Key points

  • Trigeminal neuralgia is a sudden, unilateral, brief, stabbing, recurrent pain in the distribution of one or more branches of the fifth cranial nerve. The diagnosis is made on the history alone, based on characteristic features of the pain.
  • Pain occurs in paroxysms, which can last from a few seconds to several minutes. The frequency of the paroxysms ranges from a few to hundreds of attacks a day.
  • Periods of remission can last for months to years, but tend to get shorter over time.
  • The condition can impair activities of daily living and lead to depression.
  • The annual incidence in the UK (based on GP practice lists and rather liberal diagnostic criteria) has been reported to be 26.8 per 100,000. However, studies in other countries such as the US and the Netherlands, with stricter definitions, have reported much lower incidence rates ranging between 5.9 and 12.6 per 100,000.
  • Experts find that symptoms worsen over time and become less responsive to medication despite dose increases and adding further agents.
  • Treatment success is defined differently in studies of medical and surgical therapies for trigeminal neuralgia.
  • Treatment success in medical studies is usually defined as at least 50% pain relief from baseline. However, complete pain relief is the measure of treatment success in surgical studies.
  • Carbamazepine is considered the gold-standard for the initial medical treatment of trigeminal neuralgia symptoms.
  • Carbamazepine has been shown to increase pain relief compared with placebo, but also increases adverse effects, such as drowsiness, dizziness, rash, liver damage, and ataxia.
  • Studies evaluating durability of response with carbamazepine are lacking, but consensus expert opinion suggests that it may have a greater than 50% failure rate for long-term (5-10 year) pain control.
  • Based on the strength of published evidence, carbamazepine remains the best supported standard medical treatment for trigeminal neuralgia.
  • There is consensus that oxcarbazepine is an effective treatment in people with trigeminal neuralgia and may have fewer adverse effects than carbamazepine, although there is a lack of RCT-based data to confirm this.
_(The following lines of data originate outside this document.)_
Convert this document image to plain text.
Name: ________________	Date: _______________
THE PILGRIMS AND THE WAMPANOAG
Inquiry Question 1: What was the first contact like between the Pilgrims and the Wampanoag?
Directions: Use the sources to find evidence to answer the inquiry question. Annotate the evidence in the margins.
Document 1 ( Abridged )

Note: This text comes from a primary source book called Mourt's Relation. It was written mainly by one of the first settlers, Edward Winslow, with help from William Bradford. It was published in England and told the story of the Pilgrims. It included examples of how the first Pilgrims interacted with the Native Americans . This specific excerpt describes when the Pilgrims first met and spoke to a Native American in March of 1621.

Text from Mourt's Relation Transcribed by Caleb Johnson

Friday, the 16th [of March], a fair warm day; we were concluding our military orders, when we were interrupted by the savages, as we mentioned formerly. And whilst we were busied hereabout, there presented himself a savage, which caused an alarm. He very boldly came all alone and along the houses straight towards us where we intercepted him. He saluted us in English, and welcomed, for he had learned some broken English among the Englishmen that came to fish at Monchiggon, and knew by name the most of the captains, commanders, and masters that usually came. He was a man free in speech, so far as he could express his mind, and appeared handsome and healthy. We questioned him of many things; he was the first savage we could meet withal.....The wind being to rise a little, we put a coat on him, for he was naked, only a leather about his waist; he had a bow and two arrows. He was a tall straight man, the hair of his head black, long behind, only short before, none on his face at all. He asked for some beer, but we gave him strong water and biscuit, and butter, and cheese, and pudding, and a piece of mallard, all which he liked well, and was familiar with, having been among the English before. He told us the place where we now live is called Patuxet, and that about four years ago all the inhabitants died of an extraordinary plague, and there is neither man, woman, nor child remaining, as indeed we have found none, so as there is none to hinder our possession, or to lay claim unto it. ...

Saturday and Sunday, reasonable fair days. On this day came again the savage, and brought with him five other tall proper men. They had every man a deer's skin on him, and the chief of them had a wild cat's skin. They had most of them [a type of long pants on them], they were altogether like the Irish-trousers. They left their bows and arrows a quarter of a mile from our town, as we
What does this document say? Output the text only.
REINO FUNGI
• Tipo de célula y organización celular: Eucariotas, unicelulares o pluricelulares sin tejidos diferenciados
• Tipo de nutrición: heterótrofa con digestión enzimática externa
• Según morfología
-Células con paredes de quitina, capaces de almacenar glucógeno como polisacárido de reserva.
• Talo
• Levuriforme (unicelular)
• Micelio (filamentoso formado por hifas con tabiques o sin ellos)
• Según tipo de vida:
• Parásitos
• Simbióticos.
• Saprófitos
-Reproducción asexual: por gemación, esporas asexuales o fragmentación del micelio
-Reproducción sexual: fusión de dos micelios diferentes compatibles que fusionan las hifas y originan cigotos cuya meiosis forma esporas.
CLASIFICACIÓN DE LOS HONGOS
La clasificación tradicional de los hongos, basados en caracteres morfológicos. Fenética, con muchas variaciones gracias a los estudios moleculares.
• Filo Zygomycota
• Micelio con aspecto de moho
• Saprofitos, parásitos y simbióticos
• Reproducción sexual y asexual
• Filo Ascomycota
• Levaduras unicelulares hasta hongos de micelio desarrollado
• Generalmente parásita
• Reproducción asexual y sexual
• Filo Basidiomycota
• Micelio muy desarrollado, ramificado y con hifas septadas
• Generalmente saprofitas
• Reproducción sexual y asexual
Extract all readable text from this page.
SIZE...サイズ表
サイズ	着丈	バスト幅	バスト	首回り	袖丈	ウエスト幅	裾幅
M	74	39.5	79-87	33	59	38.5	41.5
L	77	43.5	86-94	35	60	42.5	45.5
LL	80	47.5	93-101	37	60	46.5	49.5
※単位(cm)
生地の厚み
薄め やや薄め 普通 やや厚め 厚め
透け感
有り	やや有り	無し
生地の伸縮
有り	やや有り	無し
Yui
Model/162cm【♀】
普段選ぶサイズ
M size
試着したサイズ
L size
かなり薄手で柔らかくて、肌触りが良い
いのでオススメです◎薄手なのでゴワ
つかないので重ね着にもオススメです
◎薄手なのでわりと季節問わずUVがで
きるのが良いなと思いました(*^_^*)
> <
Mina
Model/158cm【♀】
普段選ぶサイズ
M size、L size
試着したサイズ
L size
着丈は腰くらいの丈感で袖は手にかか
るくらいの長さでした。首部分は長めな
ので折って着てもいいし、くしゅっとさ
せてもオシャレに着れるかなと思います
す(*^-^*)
  • Oxcarbazepine rarely provides complete or long-term pain relief, although studies evaluating durability of response with this drug are lacking.
  • Lamotrigine is often used in people who cannot tolerate carbamazepine, but the dose must be increased slowly to avoid rashes, thus making it unsuitable for acute use.
  • There is consensus that baclofen may be useful for people with multiple sclerosis who develop trigeminal neuralgia.
  • We found no evidence comparing gabapentin versus placebo/no treatment or other treatments covered in this review in people with trigeminal neuralgia.
  • Gabapentin does have support for use in treating other neuropathic pain conditions, particularly multiple sclerosis.
  • Despite a lack of RCT data, observational evidence supports the use of microvascular decompression to relieve symptoms of trigeminal neuralgia.
  • Microvascular decompression has been shown in at least two prospective comparative cohort trials to have superiority over stereotactic radiosurgery for complete pain relief, durability of response (up to 5 years), and preservation of trigeminal sensation.
  • However, microvascular decompression requires general anaesthesia and can, albeit rarely, be associated with surgical complications, of which a less than 5% risk of ipsilateral hearing loss appears to be the most common.
  • Well-conducted observational studies have demonstrated that microvascular decompression has a greater magnitude of therapeutic effect than any medical and surgical therapy for trigeminal neuralgia. As such, this procedure is unlikely to be compared against best medical therapy in an RCT.
  • Observational data suggest that radiofrequency thermocoagulation may offer higher rates of complete pain relief than glycerol rhizolysis and stereotactic radiosurgery, but may also be associated with higher rates of complications (e.g., facial numbness and corneal insensitivity).
  • In contrast to stereotactic radiosurgery, pain relief with microvascular decompression and percutaneous destructive neurosurgical techniques is immediate, but they require sedation and/or anaesthesia to perform, which are not required for stereotactic radiosurgery.